[seqfan] Re: "Overflow" page

Antti Karttunen antti.karttunen at gmail.com
Fri Dec 4 19:41:04 CET 2009


Moreover, T. D. Noe made this excellent proposal on another list
(which I now boldly copy here):

On Wed, Nov 11, 2009 at 11:11 PM, T. D. Noe <noe at sspectra.com> wrote:

> Dear OEIS Associate Editors,
>
> It seems that everyone wants to make a comment (or write a program) about
> the prime numbers (or other popular sequence).  It's getting so that all
> these contributions are crowding out the good information about a sequence.
> Although my first inclination is delete, I have to resist that.  So I
> propose that many of the popular sequences have an "overflow" page that
> contains all the random comments, formulas, etc.  As we switch to the wiki
> format, this may be a good time to implement such a change.  When new
> information is contributed, the editor could decide whether to reject it,
> add it to the main page, or add it to the overflow page.
>
> Best regards,
>
> Tony
>
>

This could also be implemented with some clever template kind of thing.
See e.g. http://en.wikipedia.org/wiki/2009_flu_pandemic_by_country
where there is "Countries with no deaths" [show] link at the bottom of
statistics-frame, which then expands into the same window.
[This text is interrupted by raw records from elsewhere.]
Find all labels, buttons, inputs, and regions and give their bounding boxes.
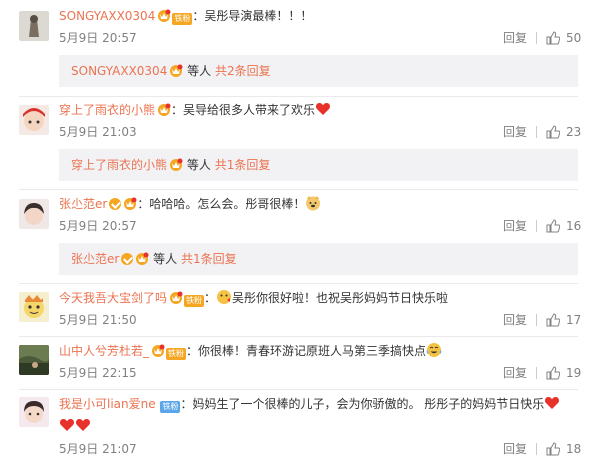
comment-date: 5月9日 20:57 (59, 219, 137, 233)
sub-reply-others: 等人 (187, 64, 212, 78)
sub-replies-box[interactable]: SONGYAXX0304 等人 共2条回复 (59, 55, 578, 87)
thumbs-up-icon[interactable] (546, 313, 560, 327)
fan-badge: 铁粉 (184, 295, 205, 307)
reply-button[interactable]: 回复 (503, 366, 527, 380)
comment-line: 山中人兮芳杜若_ 铁粉 ：你很棒！青春环游记原班人马第三季搞快点 (59, 342, 442, 360)
comment-username[interactable]: 今天我吾大宝剑了吗 (59, 291, 167, 305)
comment-text: 吴彤你很好啦！也祝吴彤妈妈节日快乐啦 (232, 291, 449, 305)
fan-crown-icon (124, 197, 137, 210)
comment-text: ：吴导给很多人带来了欢乐 (171, 103, 316, 117)
like-count: 19 (566, 366, 582, 380)
thumbs-up-icon[interactable] (546, 219, 560, 233)
comment-username[interactable]: SONGYAXX0304 (59, 9, 155, 23)
sub-reply-others: 等人 (186, 158, 211, 172)
reply-button[interactable]: 回复 (503, 442, 527, 456)
fan-crown-icon (170, 64, 183, 77)
comment-text: ：哈哈哈。怎么会。彤哥很棒！ (137, 197, 306, 211)
fan-crown-icon (158, 9, 171, 22)
heart-emoji (545, 397, 560, 409)
sub-reply-username[interactable]: 穿上了雨衣的小熊 (71, 158, 167, 172)
comment-text: ：你很棒！青春环游记原班人马第三季搞快点 (186, 344, 427, 358)
comment-date: 5月9日 21:07 (59, 442, 137, 456)
divider (19, 336, 578, 337)
like-count: 17 (566, 313, 582, 327)
fan-crown-icon (158, 103, 171, 116)
avatar[interactable] (19, 11, 49, 41)
sub-replies-line: 穿上了雨衣的小熊 等人 共1条回复 (71, 157, 270, 173)
avatar[interactable] (19, 105, 49, 135)
comment-username[interactable]: 张尐范er (59, 197, 107, 211)
separator (536, 220, 537, 232)
fan-crown-icon (170, 158, 183, 171)
kiss-emoji (217, 290, 232, 304)
separator (536, 367, 537, 379)
separator (536, 32, 537, 44)
divider (19, 283, 578, 284)
comment-username[interactable]: 穿上了雨衣的小熊 (59, 103, 155, 117)
sub-reply-username[interactable]: 张尐范er (71, 252, 119, 266)
comment-text: ：妈妈生了一个很棒的儿子，会为你骄傲的。 彤彤子的妈妈节日快乐 (180, 397, 545, 411)
separator (536, 443, 537, 455)
comment-username[interactable]: 我是小可lian爱ne (59, 397, 156, 411)
comment-line: 穿上了雨衣的小熊 ：吴导给很多人带来了欢乐 (59, 101, 331, 118)
reply-button[interactable]: 回复 (503, 31, 527, 45)
avatar[interactable] (19, 199, 49, 229)
doge-emoji (306, 196, 321, 211)
avatar[interactable] (19, 345, 49, 375)
like-count: 50 (566, 31, 582, 45)
comment-date: 5月9日 22:15 (59, 366, 137, 380)
reply-button[interactable]: 回复 (503, 125, 527, 139)
comment-date: 5月9日 21:03 (59, 125, 137, 139)
comment-username[interactable]: 山中人兮芳杜若_ (59, 344, 149, 358)
comment-line: 张尐范er ：哈哈哈。怎么会。彤哥很棒！ (59, 195, 321, 212)
reply-button[interactable]: 回复 (503, 219, 527, 233)
like-count: 23 (566, 125, 582, 139)
comment-line: 今天我吾大宝剑了吗 铁粉：吴彤你很好啦！也祝吴彤妈妈节日快乐啦 (59, 290, 449, 307)
tears-of-joy-emoji (426, 343, 442, 357)
sub-replies-box[interactable]: 穿上了雨衣的小熊 等人 共1条回复 (59, 149, 578, 181)
fan-badge: 铁粉 (166, 348, 187, 360)
heart-emoji (59, 419, 75, 431)
fan-badge: 铁粉 (172, 13, 193, 25)
comment-line: 我是小可lian爱ne 铁粉 ：妈妈生了一个很棒的儿子，会为你骄傲的。 彤彤子的妈… (59, 395, 560, 413)
fan-badge: 铁粉 (160, 401, 181, 413)
avatar[interactable] (19, 292, 49, 322)
divider (19, 189, 578, 190)
comment-text: ：吴彤导演最棒！！！ (192, 9, 313, 23)
vip-v-icon (121, 253, 134, 265)
sub-reply-count[interactable]: 共1条回复 (215, 158, 271, 172)
comment-date: 5月9日 20:57 (59, 31, 137, 45)
sub-reply-username[interactable]: SONGYAXX0304 (71, 64, 167, 78)
sub-reply-count[interactable]: 共1条回复 (181, 252, 237, 266)
heart-emoji (316, 103, 331, 115)
separator (536, 126, 537, 138)
avatar[interactable] (19, 397, 49, 427)
thumbs-up-icon[interactable] (546, 366, 560, 380)
heart-emoji (75, 419, 91, 431)
separator (536, 314, 537, 326)
comment-line: SONGYAXX0304 铁粉 ：吴彤导演最棒！！！ (59, 8, 312, 25)
comment-text-continuation (59, 417, 91, 433)
comment-date: 5月9日 21:50 (59, 313, 137, 327)
sub-replies-line: SONGYAXX0304 等人 共2条回复 (71, 63, 271, 79)
sub-reply-others: 等人 (153, 252, 178, 266)
sub-replies-line: 张尐范er 等人 共1条回复 (71, 251, 237, 267)
like-count: 18 (566, 442, 582, 456)
sub-replies-box[interactable]: 张尐范er 等人 共1条回复 (59, 243, 578, 275)
divider (19, 96, 578, 97)
divider (19, 389, 578, 390)
fan-crown-icon (170, 291, 183, 304)
like-count: 16 (566, 219, 582, 233)
reply-button[interactable]: 回复 (503, 313, 527, 327)
sub-reply-count[interactable]: 共2条回复 (215, 64, 271, 78)
fan-crown-icon (152, 344, 165, 357)
thumbs-up-icon[interactable] (546, 125, 560, 139)
vip-v-icon (109, 198, 122, 210)
thumbs-up-icon[interactable] (546, 31, 560, 45)
fan-crown-icon (136, 252, 149, 265)
thumbs-up-icon[interactable] (546, 442, 560, 456)
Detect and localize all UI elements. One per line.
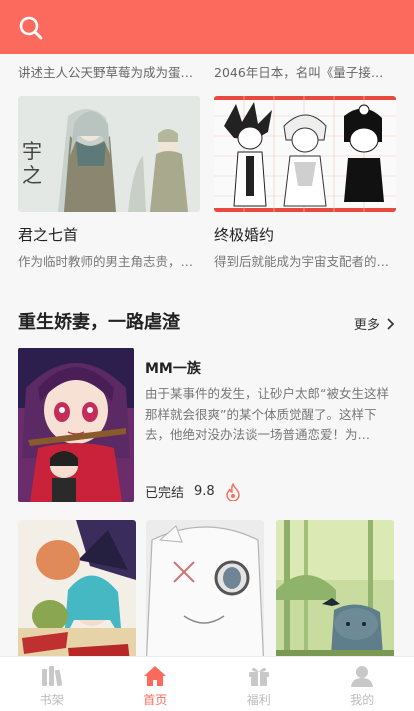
comic-cover[interactable]	[214, 96, 396, 212]
comic-cover[interactable]	[18, 348, 134, 502]
comic-title: MM一族	[145, 361, 201, 377]
home-feed[interactable]: 讲述主人公天野草莓为成为蛋… 2046年日本，名叫《量子接续… 宇 之 君之七首…	[0, 54, 414, 657]
comic-cover[interactable]	[146, 520, 264, 657]
comic-meta: 已完结 9.8	[145, 482, 241, 501]
rating-value: 9.8	[194, 484, 215, 499]
home-icon	[144, 666, 167, 686]
tab-home[interactable]: 首页	[104, 657, 208, 711]
svg-text:宇: 宇	[22, 139, 42, 163]
search-button[interactable]	[18, 15, 44, 41]
comic-title: 终极婚约	[214, 226, 275, 244]
comic-desc: 得到后就能成为宇宙支配者的…	[214, 254, 390, 269]
comic-cover[interactable]: 宇 之	[18, 96, 200, 212]
previous-card-desc: 2046年日本，名叫《量子接续…	[214, 65, 394, 80]
section-header: 重生娇妻，一路虐渣 更多	[18, 306, 396, 336]
user-icon	[351, 666, 374, 687]
featured-comic[interactable]: MM一族 由于某事件的发生，让砂户太郎“被女生这样那样就会很爽”的某个体质觉醒了…	[18, 348, 396, 502]
bottom-tab-bar: 书架 首页 福利 我的	[0, 656, 414, 711]
more-link[interactable]: 更多	[354, 314, 396, 333]
gift-icon	[248, 667, 269, 686]
comic-cover[interactable]	[276, 520, 394, 657]
comic-desc: 由于某事件的发生，让砂户太郎“被女生这样那样就会很爽”的某个体质觉醒了。这样下去…	[145, 386, 389, 442]
tab-label: 书架	[39, 693, 64, 707]
comic-card[interactable]: 终极婚约 得到后就能成为宇宙支配者的…	[214, 96, 396, 270]
top-bar	[0, 0, 414, 54]
previous-card-desc: 讲述主人公天野草莓为成为蛋…	[18, 65, 194, 80]
search-icon	[19, 16, 43, 40]
section-title: 重生娇妻，一路虐渣	[18, 312, 180, 333]
more-label: 更多	[353, 318, 380, 333]
flame-icon	[226, 482, 240, 501]
tab-label: 福利	[246, 693, 271, 707]
comic-card[interactable]: 宇 之 君之七首 作为临时教师的男主角志贵，…	[18, 96, 200, 270]
svg-text:之: 之	[22, 163, 42, 187]
comic-desc: 作为临时教师的男主角志贵，…	[18, 254, 194, 269]
status-badge: 已完结	[145, 486, 185, 501]
bookshelf-icon	[41, 666, 62, 687]
tab-label: 我的	[350, 693, 375, 707]
chevron-right-icon	[387, 318, 395, 330]
comic-title: 君之七首	[18, 226, 79, 244]
tab-label: 首页	[143, 693, 168, 707]
tab-welfare[interactable]: 福利	[207, 657, 311, 711]
comic-cover[interactable]	[18, 520, 136, 657]
tab-bookshelf[interactable]: 书架	[0, 657, 104, 711]
tab-mine[interactable]: 我的	[311, 657, 414, 711]
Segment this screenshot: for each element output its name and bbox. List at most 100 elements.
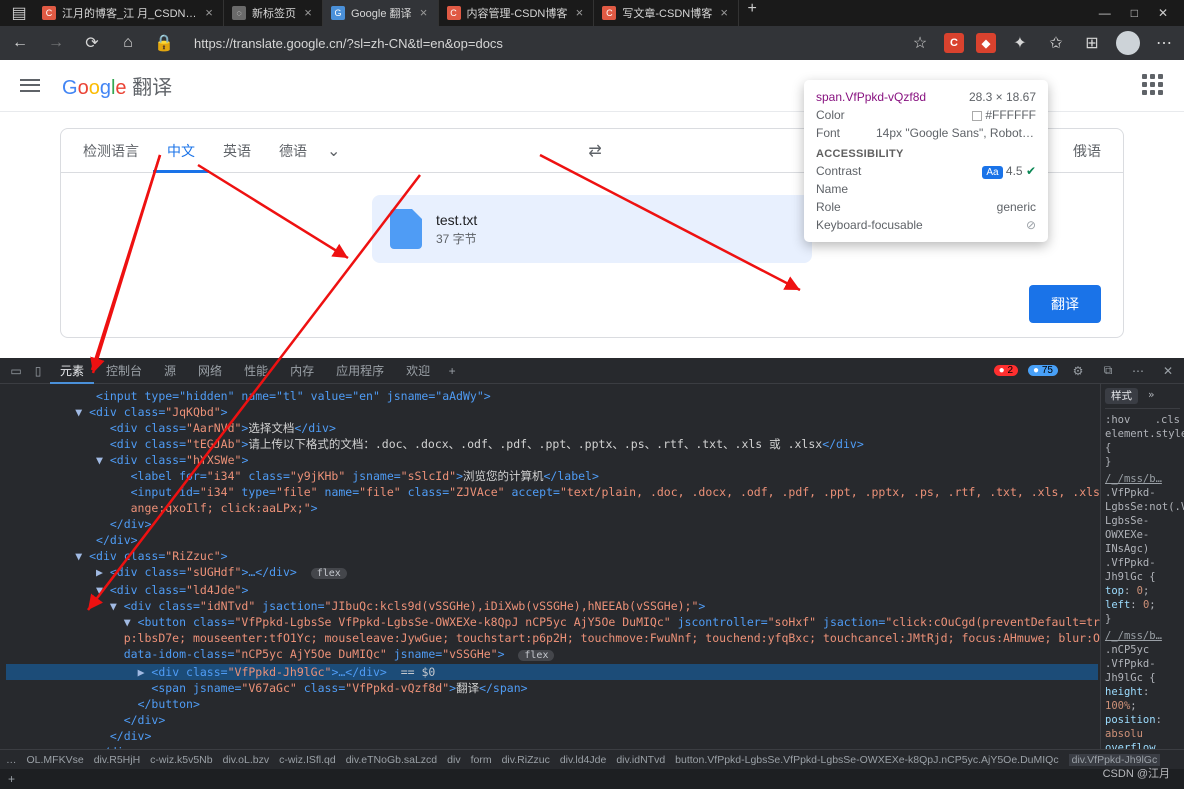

(Similarly, we could have "More identities" [show]).

Likewise, there should be a separate "Misplaced comments" section
where an editor can transfer all those identities & comments that really
don't make sense
with regards to the entry they are located in. Because, most probably,
their author wasn't really either a) mean or b) stupid, but just c) made a
typo when
entering the A-number.
Then, after that, another, more patient editor might do some detective work,
and
find to which sequence that comment was really intended to, if any.